Hallo,

ich habe eine vorhandene Siemens S7-Steuerung (CPU 313) mit zwei Siemens OP´s (OP7 + TP170A), welche über MPI vernetzt sind.

Im Schaltschrank habe ich eine weitere S7 (Firma Insevis) und ein neues HMI-Panel (Weintek) eingebaut.
Das neue Panel und die neue Insevis-S7 dient zur Funktionserweiterung bzw. Verbesserung.
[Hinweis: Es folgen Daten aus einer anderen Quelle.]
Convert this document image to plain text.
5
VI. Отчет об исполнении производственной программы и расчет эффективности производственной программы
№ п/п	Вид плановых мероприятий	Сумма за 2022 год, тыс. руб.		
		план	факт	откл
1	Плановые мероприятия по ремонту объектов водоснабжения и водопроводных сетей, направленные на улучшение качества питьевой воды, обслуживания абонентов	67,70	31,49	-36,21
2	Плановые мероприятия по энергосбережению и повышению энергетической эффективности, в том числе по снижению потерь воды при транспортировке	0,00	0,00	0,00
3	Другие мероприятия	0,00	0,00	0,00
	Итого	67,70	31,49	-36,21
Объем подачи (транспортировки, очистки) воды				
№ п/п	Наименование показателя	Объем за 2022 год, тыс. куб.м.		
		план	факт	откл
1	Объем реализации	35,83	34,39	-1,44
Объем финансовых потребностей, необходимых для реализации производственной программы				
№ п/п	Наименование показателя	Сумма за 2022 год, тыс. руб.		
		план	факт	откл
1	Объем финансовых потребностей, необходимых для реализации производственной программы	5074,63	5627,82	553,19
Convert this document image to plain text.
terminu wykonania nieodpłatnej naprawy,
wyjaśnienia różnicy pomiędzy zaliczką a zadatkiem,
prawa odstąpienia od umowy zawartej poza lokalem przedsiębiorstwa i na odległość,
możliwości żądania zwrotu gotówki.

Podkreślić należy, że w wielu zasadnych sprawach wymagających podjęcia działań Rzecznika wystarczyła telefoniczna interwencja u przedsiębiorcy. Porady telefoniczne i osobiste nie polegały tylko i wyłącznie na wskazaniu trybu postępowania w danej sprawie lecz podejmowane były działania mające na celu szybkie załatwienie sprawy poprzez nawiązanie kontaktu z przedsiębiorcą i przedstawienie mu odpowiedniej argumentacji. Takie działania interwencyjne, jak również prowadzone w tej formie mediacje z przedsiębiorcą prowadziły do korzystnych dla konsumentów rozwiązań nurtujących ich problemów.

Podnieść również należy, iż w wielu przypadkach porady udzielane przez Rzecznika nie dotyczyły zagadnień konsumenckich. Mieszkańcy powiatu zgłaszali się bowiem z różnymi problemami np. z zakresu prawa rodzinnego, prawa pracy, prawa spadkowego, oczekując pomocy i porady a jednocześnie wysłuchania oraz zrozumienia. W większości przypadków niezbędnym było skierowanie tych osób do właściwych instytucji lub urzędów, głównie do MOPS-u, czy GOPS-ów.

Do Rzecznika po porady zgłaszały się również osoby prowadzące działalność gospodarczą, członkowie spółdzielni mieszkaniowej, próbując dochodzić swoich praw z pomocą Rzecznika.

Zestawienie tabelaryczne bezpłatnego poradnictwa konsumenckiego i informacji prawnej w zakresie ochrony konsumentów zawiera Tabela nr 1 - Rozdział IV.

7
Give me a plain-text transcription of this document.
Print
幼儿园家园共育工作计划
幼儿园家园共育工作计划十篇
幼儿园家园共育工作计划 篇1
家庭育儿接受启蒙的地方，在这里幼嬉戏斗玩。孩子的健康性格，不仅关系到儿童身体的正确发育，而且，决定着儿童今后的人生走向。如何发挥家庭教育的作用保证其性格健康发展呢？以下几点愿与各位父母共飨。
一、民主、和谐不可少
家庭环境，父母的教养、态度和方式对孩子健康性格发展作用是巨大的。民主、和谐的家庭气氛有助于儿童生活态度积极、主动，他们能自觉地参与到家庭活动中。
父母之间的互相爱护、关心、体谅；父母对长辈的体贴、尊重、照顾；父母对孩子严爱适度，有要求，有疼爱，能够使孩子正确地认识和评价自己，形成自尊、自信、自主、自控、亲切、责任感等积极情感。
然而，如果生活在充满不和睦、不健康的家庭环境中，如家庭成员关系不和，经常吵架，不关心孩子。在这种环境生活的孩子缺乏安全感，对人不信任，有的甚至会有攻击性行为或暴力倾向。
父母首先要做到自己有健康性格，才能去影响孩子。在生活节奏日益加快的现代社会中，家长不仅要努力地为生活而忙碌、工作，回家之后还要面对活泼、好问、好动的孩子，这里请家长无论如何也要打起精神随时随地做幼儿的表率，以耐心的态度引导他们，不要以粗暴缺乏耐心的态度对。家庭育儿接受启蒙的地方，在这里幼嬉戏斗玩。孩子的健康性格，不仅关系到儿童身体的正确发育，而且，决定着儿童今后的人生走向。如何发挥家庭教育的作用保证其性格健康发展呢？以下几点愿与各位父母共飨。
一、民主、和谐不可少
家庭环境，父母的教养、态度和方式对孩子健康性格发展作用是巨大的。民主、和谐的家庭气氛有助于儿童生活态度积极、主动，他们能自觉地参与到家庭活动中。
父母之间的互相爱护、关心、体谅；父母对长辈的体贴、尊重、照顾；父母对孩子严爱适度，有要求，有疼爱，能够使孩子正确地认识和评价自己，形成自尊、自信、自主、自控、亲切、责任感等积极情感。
Die Geräte sind mit Ethernet vernetzt.

Um zwischen den alten und neuen Komponenten zu kommunizieren, verwende ich einen IBH-Link (MPI->Ethernet) der bisher auch einwandfrei funktioniert.


Die alte Siemens S7 kommuniziert über PUT und GET mit der neuen Insevis S7. Das neue Weintek-HMI-Panel war bisher nur mit der neuen Steuerung verbunden.
Habe jetzt testweise auch die alte S7 ins neue HMI-Panel eingebunden, damit ich von dort direkt Daten auslesen kann (ohne Umweg über Insevis-S7).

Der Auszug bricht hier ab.